A neural net doesn't pilfer art. It fundamentally can't generate a single original object from the training dataset because its compression during neural net training was done with IRREVERSIBLE data loss. If you compare the prototypes from the dataset and the generated pictures pixel by pixel, there is nothing in common between them. At the level of complex textures and brushstroke and line techniques, the similarity will already be visible. At the level of gestures and compositions, the similarity will be 50-70%. And at the level of color schemes, it would be as much as 95%. Do you know why? Because artists have been using the same basic set of poses, angles, compositional techniques, color schemes and light sources for centuries. That squealing animal on Twitter didn't invent new poses, angles and lighting methods – he took them from catalogs, from the mainstream or from «how to draw bullshit X» type pulp manuals. And to prove this, just run a semantic search on the original dataset and you'll find tens of millions of supposedly «original» and «copyrighted» images, which in reality are virtually indistinguishable from each other. Because the Internet has long been choked with copypastes and generics. But it's not the neural network to blame, it's the artists who, instead of doing creative search and active experimentation with new styles, have sold their souls for likes and are generating monotonous mainstream millet around the clock.
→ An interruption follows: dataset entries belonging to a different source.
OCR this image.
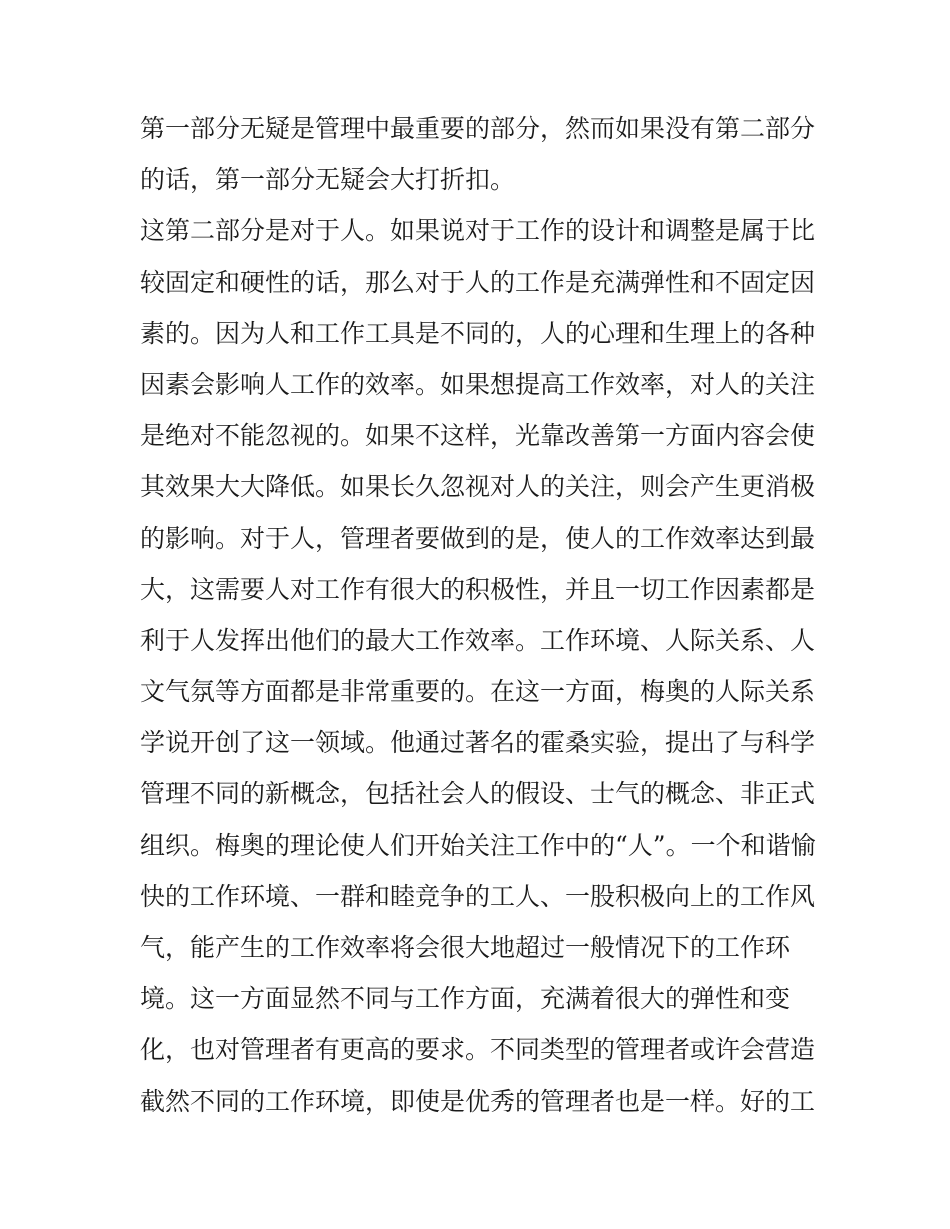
第一部分无疑是管理中最重要的部分，然而如果没有第二部分
的话，第一部分无疑会大打折扣。
这第二部分是对于人。如果说对于工作的设计和调整是属于比
较固定和硬性的话，那么对于人的工作是充满弹性和不固定因
素的。因为人和工作工具是不同的，人的心理和生理上的各种
因素会影响人工作的效率。如果想提高工作效率，对人的关注
是绝对不能忽视的。如果不这样，光靠改善第一方面内容会使
其效果大大降低。如果长久忽视对人的关注，则会产生更消极
的影响。对于人，管理者要做到的是，使人的工作效率达到最
大，这需要人对工作有很大的积极性，并且一切工作因素都是
利于人发挥出他们的最大工作效率。工作环境、人际关系、人
文气氛等方面都是非常重要的。在这一方面，梅奥的人际关系
学说开创了这一领域。他通过著名的霍桑实验，提出了与科学
管理不同的新概念，包括社会人的假设、士气的概念、非正式
组织。梅奥的理论使人们开始关注工作中的“人”。一个和谐愉
快的工作环境、一群和睦竞争的工人、一股积极向上的工作风
气，能产生的工作效率将会很大地超过一般情况下的工作环
境。这一方面显然不同与工作方面，充满着很大的弹性和变
化，也对管理者有更高的要求。不同类型的管理者或许会营造
截然不同的工作环境，即使是优秀的管理者也是一样。好的工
All of your so-called «anime», from the neural network perspective, is nothing more than a dense clump of pixel distributions, a single object(Anime) - a limited, dumb, primitive set of visual schemes that activate dopamine receptors. It's not art, it's kawaii engineering. You don't solve creative problems and you certainly don't set them – you're just doing calculus and graphics work at the picture-building university in the department of anime glamour. Real artists are not threatened by anything – their product is authentic, material and forever fixed in real time and space, merging human tragedy, history and destiny. But you are not artists, you are decorators. The «derivativeness» of the neural network is just a mirror reflecting your own derivativeness. And don't blame the mirror if your face is crooked.